I don't know if you people know how relevant this discussion is right now in Holland.
There is a large booming discussion going on; should heavily mentally handicapped people have the right to reproduce?
Scenario: mentally handicapped woman has a child. A year later the child has to be taken away, mal-nourished and scarred for life. The woman becomes pregnant again. The doctor talks to her "Don't you know you could use anti-conceptants". "I do," the woman answers, "but I like children"
The problem is, which right is more prelavent? The right to have a child or the right to have a good parent? We know in advance that these mentally handicapped people are not equipped to be parents, yet they have the right to have sex (haven't had that forever either, but they do now) and the right to reproduce. Is forced sterilization the answer?
Yes, I say, and not just in this case. The right of a child to have a good parent should outweight the right to have a child.
In fact, I consider the right to have a child to be an outdated notion.
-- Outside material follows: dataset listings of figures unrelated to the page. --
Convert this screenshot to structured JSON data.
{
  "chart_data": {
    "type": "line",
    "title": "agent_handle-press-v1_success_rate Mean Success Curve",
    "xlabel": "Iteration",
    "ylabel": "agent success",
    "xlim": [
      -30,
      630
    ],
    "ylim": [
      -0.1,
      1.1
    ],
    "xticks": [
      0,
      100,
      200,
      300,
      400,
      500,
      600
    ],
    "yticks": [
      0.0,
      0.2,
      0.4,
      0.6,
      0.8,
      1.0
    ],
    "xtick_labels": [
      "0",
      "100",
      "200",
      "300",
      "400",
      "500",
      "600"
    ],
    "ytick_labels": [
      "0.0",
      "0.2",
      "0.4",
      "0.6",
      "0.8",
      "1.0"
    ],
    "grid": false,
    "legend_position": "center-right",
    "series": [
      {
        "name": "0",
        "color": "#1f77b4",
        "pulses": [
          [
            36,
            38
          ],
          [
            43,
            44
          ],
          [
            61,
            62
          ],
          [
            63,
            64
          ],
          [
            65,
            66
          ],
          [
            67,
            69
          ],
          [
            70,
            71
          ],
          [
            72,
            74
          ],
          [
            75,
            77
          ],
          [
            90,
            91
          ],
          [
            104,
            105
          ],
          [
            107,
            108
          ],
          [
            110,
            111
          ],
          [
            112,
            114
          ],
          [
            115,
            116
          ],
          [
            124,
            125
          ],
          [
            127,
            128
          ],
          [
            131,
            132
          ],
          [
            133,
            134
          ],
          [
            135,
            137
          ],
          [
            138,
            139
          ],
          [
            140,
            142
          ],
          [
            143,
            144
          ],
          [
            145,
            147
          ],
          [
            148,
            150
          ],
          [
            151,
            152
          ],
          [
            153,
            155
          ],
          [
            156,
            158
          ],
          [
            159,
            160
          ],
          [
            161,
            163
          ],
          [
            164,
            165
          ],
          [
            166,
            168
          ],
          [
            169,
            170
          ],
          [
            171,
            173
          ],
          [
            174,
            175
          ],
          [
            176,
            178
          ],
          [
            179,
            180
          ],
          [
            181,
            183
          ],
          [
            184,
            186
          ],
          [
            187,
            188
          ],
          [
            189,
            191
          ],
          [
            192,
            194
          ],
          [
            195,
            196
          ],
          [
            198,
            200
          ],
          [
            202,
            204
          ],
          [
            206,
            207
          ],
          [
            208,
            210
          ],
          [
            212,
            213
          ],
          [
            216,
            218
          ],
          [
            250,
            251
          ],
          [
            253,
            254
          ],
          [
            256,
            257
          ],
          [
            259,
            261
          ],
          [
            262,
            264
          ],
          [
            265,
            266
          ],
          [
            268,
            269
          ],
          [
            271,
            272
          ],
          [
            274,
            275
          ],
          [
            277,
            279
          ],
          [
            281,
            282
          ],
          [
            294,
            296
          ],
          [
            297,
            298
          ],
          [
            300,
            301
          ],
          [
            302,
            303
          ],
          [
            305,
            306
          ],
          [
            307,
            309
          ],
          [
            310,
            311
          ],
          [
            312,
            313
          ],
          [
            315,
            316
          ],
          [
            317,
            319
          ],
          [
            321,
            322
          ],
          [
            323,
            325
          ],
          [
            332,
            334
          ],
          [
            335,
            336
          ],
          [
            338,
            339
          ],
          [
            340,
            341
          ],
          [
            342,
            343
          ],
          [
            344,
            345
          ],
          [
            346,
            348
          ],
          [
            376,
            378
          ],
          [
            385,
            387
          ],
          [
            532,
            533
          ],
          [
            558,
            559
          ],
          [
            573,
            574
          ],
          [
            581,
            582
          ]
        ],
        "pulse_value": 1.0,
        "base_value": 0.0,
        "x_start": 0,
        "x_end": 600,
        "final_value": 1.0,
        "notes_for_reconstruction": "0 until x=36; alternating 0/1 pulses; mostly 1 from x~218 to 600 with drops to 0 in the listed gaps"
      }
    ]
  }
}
Remember that things like "the right to kill" used to be existing rights too before you automatically protests; rights DO come and go.
That said, child-giving should not be considered an inherent free right. You are creating and determining the path, at least partially, of a new-born child.
Yes, welsh's argument is valid, where do you start and where do you stop? But I'm not talking about the interest of society here, I'm talking about the interest of the child. People who will obviously make their children's lives a living hell, like alcoholics, drug-addicts, mentally handicapped people, should simply not be allowed to have children. What gives them the right to create life and then destroy it?
To make all other people follow a course in parenting and do exams would also be an excellent idea.